The gender gap in STEM related fields (Science, Technology, Engineering and Maths) persists all over the world and there are some countries where it is really significant. On February 11 we celebrate International Day of Women and Girls in Science, a day that was proclaimed by the United Nations General Assembly in 2015 to fight for an equal access to STEM careers and to promote gender equality through women’s participation in science and technology.
Throughout human history, there have been a lot of women who have contributed to different scientific and technology developments. In many cases, their work have been made invisible for years, even though their discoveries have led us to where we are today. Today we want you to get to know six of the most important women for IT and their work during the 19th and the 20th centuries.
Let’s start from the beginning , which leads us to Ada Lovelace. Ada Byron or Ada Lovelace (1815-1852) was the first computer programmer in history, since she was the first person to introduce an algorithm into a machine – which was equivalent to a modern computer. That machine, which was designed by an English mathematician called Charles Babbage, was an analytical machine that had been built exclusively to do mathematical calculations. It was Ada Lovelace who realized that it could also be used for many other operations and she was the one introducing encrypted information into it.
This happened in the mid-nineteenth century. In fact, the whole Ada Lovelace’s story breaks with gender stereotypes: her father loved literature and poetry, while her mother was passionate about maths. As her mother wanted to take her away from her father and all his preferences, she ensured that Ada Lovelace would get the best education in Science and Mathematics. Certainly all this education bore fruit and we all owe her a lot.
Henrietta Swan Leavitt
Let’s skip now some years and reach the second half of the 19th century. It’s time to talk about Henrietta Swan Leavitt (1986-1921), who was part of “The Harvard Computers”, a group of more than a hundred women that worked as calculators at the Harvard Observatory by observing stars through glass photos. Unfortunately, many of these women’s names are still unknown, but we can assure that one of the most distinguished ones was Henrietta Swan Leavitt.
Through the study of certain glass plates, the astronomer Swan Levitt got to calculate a distance in space. Thanks to this breakthrough, a new distance scale was established and this made possible to start measuring the universe. Some years later, these calculations helped the astronomer Edwin Hubble discovering there were other galaxies beyond ours and some of those same calculations made possible Albert Einstein’s work on the general theory of relativity.
Grace Murray Hopper
We’re now on the 1940s. Grace Hopper (1906-1992) was one of the pioneers in computer science. We are talking about one of the first programmers of Mark I, an electromechanical computer built in Harvard which was based on the analytical machine of Charles Babbage, that same machine designed to do mathematical calculations involved in Ada Lovelace’s history.

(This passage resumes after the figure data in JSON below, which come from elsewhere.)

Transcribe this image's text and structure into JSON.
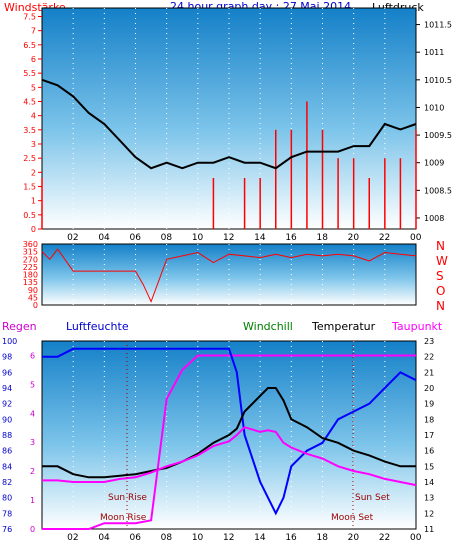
{
  "title": "24 hour graph day : 27 Mai 2014",
  "colors": {
    "frame": "#000000",
    "sky_top": "#1a8fd0",
    "sky_bottom": "#ffffff",
    "red": "#ff0000",
    "black": "#000000",
    "blue": "#0000ff",
    "magenta": "#ff00ff",
    "green": "#008000",
    "darkred": "#990000"
  },
  "x_ticks": [
    "02",
    "04",
    "06",
    "08",
    "10",
    "12",
    "14",
    "16",
    "18",
    "20",
    "22",
    "00"
  ],
  "top": {
    "left_title": "Windstärke",
    "right_title": "Luftdruck",
    "left_ticks": [
      "0",
      "0.5",
      "1",
      "1.5",
      "2",
      "2.5",
      "3",
      "3.5",
      "4",
      "4.5",
      "5",
      "5.5",
      "6",
      "6.5",
      "7",
      "7.5"
    ],
    "right_ticks": [
      "1008",
      "1008.5",
      "1009",
      "1009.5",
      "1010",
      "1010.5",
      "1011",
      "1011.5"
    ]
  },
  "mid": {
    "left_ticks": [
      "0",
      "45",
      "90",
      "135",
      "180",
      "225",
      "270",
      "315",
      "360"
    ],
    "right_letters": [
      "N",
      "W",
      "S",
      "O",
      "N"
    ]
  },
  "bottom": {
    "labels": {
      "regen": "Regen",
      "luftfeuchte": "Luftfeuchte",
      "windchill": "Windchill",
      "temperatur": "Temperatur",
      "taupunkt": "Taupunkt"
    },
    "humidity_ticks": [
      "76",
      "78",
      "80",
      "82",
      "84",
      "86",
      "88",
      "90",
      "92",
      "94",
      "96",
      "98",
      "100"
    ],
    "rain_ticks": [
      "0",
      "1",
      "2",
      "3",
      "4",
      "5",
      "6"
    ],
    "temp_ticks": [
      "11",
      "12",
      "13",
      "14",
      "15",
      "16",
      "17",
      "18",
      "19",
      "20",
      "21",
      "22",
      "23"
    ],
    "annotations": {
      "sun_rise": "Sun Rise",
      "sun_set": "Sun Set",
      "moon_rise": "Moon Rise",
      "moon_set": "Moon Set"
    }
  },
  "chart_data": [
    {
      "type": "line",
      "title": "24 hour graph day : 27 Mai 2014",
      "ylabel": "Windstärke",
      "y2label": "Luftdruck",
      "ylim": [
        0,
        7.8
      ],
      "y2lim": [
        1007.8,
        1011.8
      ],
      "x_hours": [
        0,
        1,
        2,
        3,
        4,
        5,
        6,
        7,
        8,
        9,
        10,
        11,
        12,
        13,
        14,
        15,
        16,
        17,
        18,
        19,
        20,
        21,
        22,
        23,
        24
      ],
      "series": [
        {
          "name": "Luftdruck",
          "values": [
            1010.5,
            1010.4,
            1010.2,
            1009.9,
            1009.7,
            1009.4,
            1009.1,
            1008.9,
            1009.0,
            1008.9,
            1009.0,
            1009.0,
            1009.1,
            1009.0,
            1009.0,
            1008.9,
            1009.1,
            1009.2,
            1009.2,
            1009.2,
            1009.3,
            1009.3,
            1009.7,
            1009.6,
            1009.7
          ]
        },
        {
          "name": "Windstärke",
          "values": [
            1.8,
            0,
            0,
            0,
            0,
            0,
            0,
            0,
            0,
            0,
            0,
            1.8,
            0,
            1.8,
            1.8,
            3.5,
            3.5,
            4.5,
            3.5,
            2.5,
            2.5,
            1.8,
            2.5,
            2.5,
            3.5
          ]
        }
      ]
    },
    {
      "type": "line",
      "ylabel": "Windrichtung",
      "ylim": [
        0,
        360
      ],
      "x_hours": [
        0,
        0.5,
        1,
        2,
        4,
        6,
        6.5,
        7,
        8,
        9,
        10,
        11,
        12,
        13,
        14,
        15,
        16,
        17,
        18,
        19,
        20,
        21,
        22,
        23,
        24
      ],
      "series": [
        {
          "name": "Windrichtung",
          "values": [
            315,
            270,
            330,
            200,
            200,
            200,
            120,
            20,
            270,
            290,
            310,
            250,
            300,
            290,
            280,
            300,
            280,
            300,
            290,
            300,
            290,
            260,
            310,
            300,
            290
          ]
        }
      ]
    },
    {
      "type": "line",
      "ylabel": "Luftfeuchte",
      "ylim": [
        76,
        100
      ],
      "y2label": "Temperatur",
      "y2lim": [
        11,
        23
      ],
      "x_hours": [
        0,
        1,
        2,
        3,
        4,
        5,
        6,
        7,
        8,
        9,
        10,
        11,
        12,
        12.5,
        13,
        14,
        14.5,
        15,
        15.5,
        16,
        17,
        18,
        19,
        20,
        21,
        22,
        23,
        24
      ],
      "series": [
        {
          "name": "Luftfeuchte",
          "values": [
            98,
            98,
            99,
            99,
            99,
            99,
            99,
            99,
            99,
            99,
            99,
            99,
            99,
            96,
            88,
            82,
            80,
            78,
            80,
            84,
            86,
            87,
            90,
            91,
            92,
            94,
            96,
            95
          ]
        },
        {
          "name": "Temperatur",
          "values": [
            15,
            15,
            14.5,
            14.3,
            14.3,
            14.4,
            14.5,
            14.7,
            14.9,
            15.3,
            15.8,
            16.5,
            17,
            17.4,
            18.5,
            19.5,
            20,
            20,
            19.2,
            18,
            17.5,
            16.8,
            16.5,
            16,
            15.7,
            15.3,
            15,
            15
          ]
        },
        {
          "name": "Taupunkt",
          "values": [
            14.1,
            14.1,
            14,
            14,
            14,
            14.2,
            14.3,
            14.6,
            15,
            15.3,
            15.7,
            16.3,
            16.6,
            17,
            17.5,
            17.2,
            17.3,
            17.2,
            16.5,
            16.2,
            15.8,
            15.5,
            15,
            14.7,
            14.5,
            14.2,
            14,
            13.8
          ]
        },
        {
          "name": "Regen",
          "values": [
            0,
            0,
            0,
            0,
            0.2,
            0.2,
            0.2,
            0.3,
            4.5,
            5.5,
            6,
            6,
            6,
            6,
            6,
            6,
            6,
            6,
            6,
            6,
            6,
            6,
            6,
            6,
            6,
            6,
            6,
            6
          ]
        }
      ]
    }
  ]
}
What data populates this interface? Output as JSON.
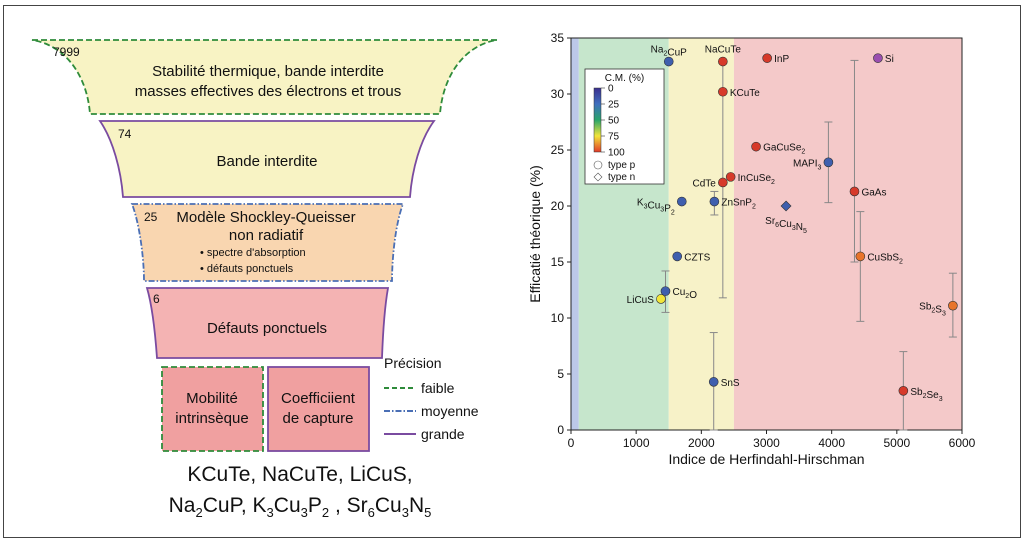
{
  "funnel": {
    "levels": [
      {
        "count": "7999",
        "lines": [
          "Stabilité thermique, bande interdite",
          "masses effectives des électrons et trous"
        ],
        "fill": "#f8f3c4",
        "stroke": "#2e8b3a",
        "precision": "faible"
      },
      {
        "count": "74",
        "lines": [
          "Bande interdite"
        ],
        "fill": "#f8f3c4",
        "stroke": "#7a4ba0",
        "precision": "grande"
      },
      {
        "count": "25",
        "lines": [
          "Modèle Shockley-Queisser",
          "non radiatif"
        ],
        "bullets": [
          "• spectre d'absorption",
          "• défauts ponctuels"
        ],
        "fill": "#f9d6b0",
        "stroke": "#4a6fb5",
        "precision": "moyenne"
      },
      {
        "count": "6",
        "lines": [
          "Défauts ponctuels"
        ],
        "fill": "#f4b3b3",
        "stroke": "#7a4ba0",
        "precision": "grande"
      }
    ],
    "bottom_boxes": [
      {
        "lines": [
          "Mobilité",
          "intrinsèque"
        ],
        "fill": "#f0a0a0",
        "stroke": "#2e8b3a"
      },
      {
        "lines": [
          "Coefficiient",
          "de capture"
        ],
        "fill": "#f0a0a0",
        "stroke": "#7a4ba0"
      }
    ]
  },
  "legend_precision": {
    "title": "Précision",
    "items": [
      {
        "label": "faible",
        "color": "#2e8b3a",
        "dash": "dashed"
      },
      {
        "label": "moyenne",
        "color": "#4a6fb5",
        "dash": "dashdot"
      },
      {
        "label": "grande",
        "color": "#7a4ba0",
        "dash": "solid"
      }
    ]
  },
  "materials_text": {
    "line1": "KCuTe, NaCuTe, LiCuS,",
    "line2": [
      {
        "t": "Na"
      },
      {
        "s": "2"
      },
      {
        "t": "CuP, K"
      },
      {
        "s": "3"
      },
      {
        "t": "Cu"
      },
      {
        "s": "3"
      },
      {
        "t": "P"
      },
      {
        "s": "2"
      },
      {
        "t": " , Sr"
      },
      {
        "s": "6"
      },
      {
        "t": "Cu"
      },
      {
        "s": "3"
      },
      {
        "t": "N"
      },
      {
        "s": "5"
      }
    ]
  },
  "chart_data": {
    "type": "scatter",
    "xlabel": "Indice de Herfindahl-Hirschman",
    "ylabel": "Efficatié théorique (%)",
    "xlim": [
      0,
      6000
    ],
    "ylim": [
      0,
      35
    ],
    "xticks": [
      0,
      1000,
      2000,
      3000,
      4000,
      5000,
      6000
    ],
    "yticks": [
      0,
      5,
      10,
      15,
      20,
      25,
      30,
      35
    ],
    "background_regions": [
      {
        "x0": 0,
        "x1": 120,
        "color": "#bcc8e8"
      },
      {
        "x0": 120,
        "x1": 1500,
        "color": "#c6e6cc"
      },
      {
        "x0": 1500,
        "x1": 2500,
        "color": "#f7f2c8"
      },
      {
        "x0": 2500,
        "x1": 6000,
        "color": "#f4c9c9"
      }
    ],
    "legend": {
      "title": "C.M. (%)",
      "ticks": [
        "0",
        "25",
        "50",
        "75",
        "100"
      ],
      "gradient": [
        "#3b2f8f",
        "#3f6fbf",
        "#2aa56a",
        "#f2e53a",
        "#e23a2a"
      ],
      "shapes": [
        "type p",
        "type n"
      ]
    },
    "points": [
      {
        "label": "Na2CuP",
        "x": 1500,
        "y": 32.9,
        "color": "#3f5fae",
        "shape": "circle",
        "label_pos": "above"
      },
      {
        "label": "NaCuTe",
        "x": 2330,
        "y": 32.9,
        "color": "#d63a2a",
        "shape": "circle",
        "label_pos": "above"
      },
      {
        "label": "InP",
        "x": 3010,
        "y": 33.2,
        "color": "#d63a2a",
        "shape": "circle",
        "label_pos": "right"
      },
      {
        "label": "Si",
        "x": 4710,
        "y": 33.2,
        "color": "#9a4fb0",
        "shape": "circle",
        "label_pos": "right"
      },
      {
        "label": "KCuTe",
        "x": 2330,
        "y": 30.2,
        "color": "#d63a2a",
        "shape": "circle",
        "label_pos": "right",
        "err": [
          11.8,
          33.0
        ]
      },
      {
        "label": "GaCuSe2",
        "x": 2840,
        "y": 25.3,
        "color": "#d63a2a",
        "shape": "circle",
        "label_pos": "right"
      },
      {
        "label": "MAPI3",
        "x": 3950,
        "y": 23.9,
        "color": "#3f5fae",
        "shape": "circle",
        "label_pos": "left",
        "err": [
          20.3,
          27.5
        ]
      },
      {
        "label": "InCuSe2",
        "x": 2450,
        "y": 22.6,
        "color": "#d63a2a",
        "shape": "circle",
        "label_pos": "right"
      },
      {
        "label": "CdTe",
        "x": 2330,
        "y": 22.1,
        "color": "#d63a2a",
        "shape": "circle",
        "label_pos": "left"
      },
      {
        "label": "GaAs",
        "x": 4350,
        "y": 21.3,
        "color": "#d63a2a",
        "shape": "circle",
        "label_pos": "right",
        "err": [
          15.0,
          33.0
        ]
      },
      {
        "label": "K3Cu3P2",
        "x": 1700,
        "y": 20.4,
        "color": "#3f5fae",
        "shape": "circle",
        "label_pos": "left"
      },
      {
        "label": "ZnSnP2",
        "x": 2200,
        "y": 20.4,
        "color": "#3f5fae",
        "shape": "circle",
        "label_pos": "right",
        "err": [
          19.2,
          21.3
        ]
      },
      {
        "label": "Sr6Cu3N5",
        "x": 3300,
        "y": 20.0,
        "color": "#3f5fae",
        "shape": "diamond",
        "label_pos": "below"
      },
      {
        "label": "CZTS",
        "x": 1630,
        "y": 15.5,
        "color": "#3f5fae",
        "shape": "circle",
        "label_pos": "right"
      },
      {
        "label": "CuSbS2",
        "x": 4440,
        "y": 15.5,
        "color": "#e8742a",
        "shape": "circle",
        "label_pos": "right",
        "err": [
          9.7,
          19.5
        ]
      },
      {
        "label": "Cu2O",
        "x": 1450,
        "y": 12.4,
        "color": "#3f5fae",
        "shape": "circle",
        "label_pos": "right",
        "err": [
          10.5,
          14.2
        ]
      },
      {
        "label": "LiCuS",
        "x": 1380,
        "y": 11.7,
        "color": "#f2e53a",
        "shape": "circle",
        "label_pos": "left"
      },
      {
        "label": "Sb2S3",
        "x": 5860,
        "y": 11.1,
        "color": "#e8742a",
        "shape": "circle",
        "label_pos": "left",
        "err": [
          8.3,
          14.0
        ]
      },
      {
        "label": "SnS",
        "x": 2190,
        "y": 4.3,
        "color": "#3f5fae",
        "shape": "circle",
        "label_pos": "right",
        "err": [
          0.0,
          8.7
        ]
      },
      {
        "label": "Sb2Se3",
        "x": 5100,
        "y": 3.5,
        "color": "#d63a2a",
        "shape": "circle",
        "label_pos": "right",
        "err": [
          0.0,
          7.0
        ]
      }
    ]
  }
}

Grace Hopper is especially known for being the creator of the first language compiler, something similar to a translator between human languages and programming languages, which led to the development of COBOL, a programming language designed to be used in any kind of computer. That programming language was not only universal but it didn’t require people to have specific knowledge in order to use it thanks to its high level of compilation: it used a syntax that was really similar to English instead of using symbols more commonly used in programming languages.
Hedy Kiesler Markey (1914-2000) was known as a successful actress but she was also a great inventor whom we should be thanking for inventions such as Wi-Fi. Lamarr was one of the inventors of what is called the frequency-hopping spread spectrum technology, a system used to codify transmissions.
Although its inventors proposed this technique to the United States government during the Second World War, it was not used until the 60s – also for military uses, in order to intercept communications and detect torpedoes. Amongst its subsequent uses we must outline GPS systems, transmissions between the Earth and space vehicles and our beloved Wi-Fi.
Jean E. Sammet
We move forward to talk about the mathematician Jean E. Sammet (1928-2017). Although she didn’t like computer science at the beginning, she little by little entered into this world and was part of the development team of COBOL, the universal language we have already read about thanks to Grace Hopper.
However, the reason why she is considered as one of the programming languages pioneers and the most remarkable fact in her professional career is that she was the developer of FORMAC, the first programming language that supported the manipulation and use of symbolic expressions – and which was an extension of FORTRAN.
Mary Allen Wilkes
We close this list with Mary Allen Wilkes, born in 1937 and considered as the first person to use a computer at home. Unlike the other women we have talked about today, Mary Allen Wilkes did not have a scientific or mathematical basis; she studied Philosophy, but that is precisely the reason why she had a very logical mind and at that time was easy for her to get into computer science.
She worked for the Massachusetts Institute of Technology (MIT), where she developed an operating system for LINC, the first “minicomputer”, a previous step for the computers we have at home (it could be placed on a table) and a really important progress regarding the huge computers from that time. She was able to take that computer home, which makes her the first user of a private computer. Some years later, she decided to quit computer science and went on to study Law, since she had always wanted to be a lawyer.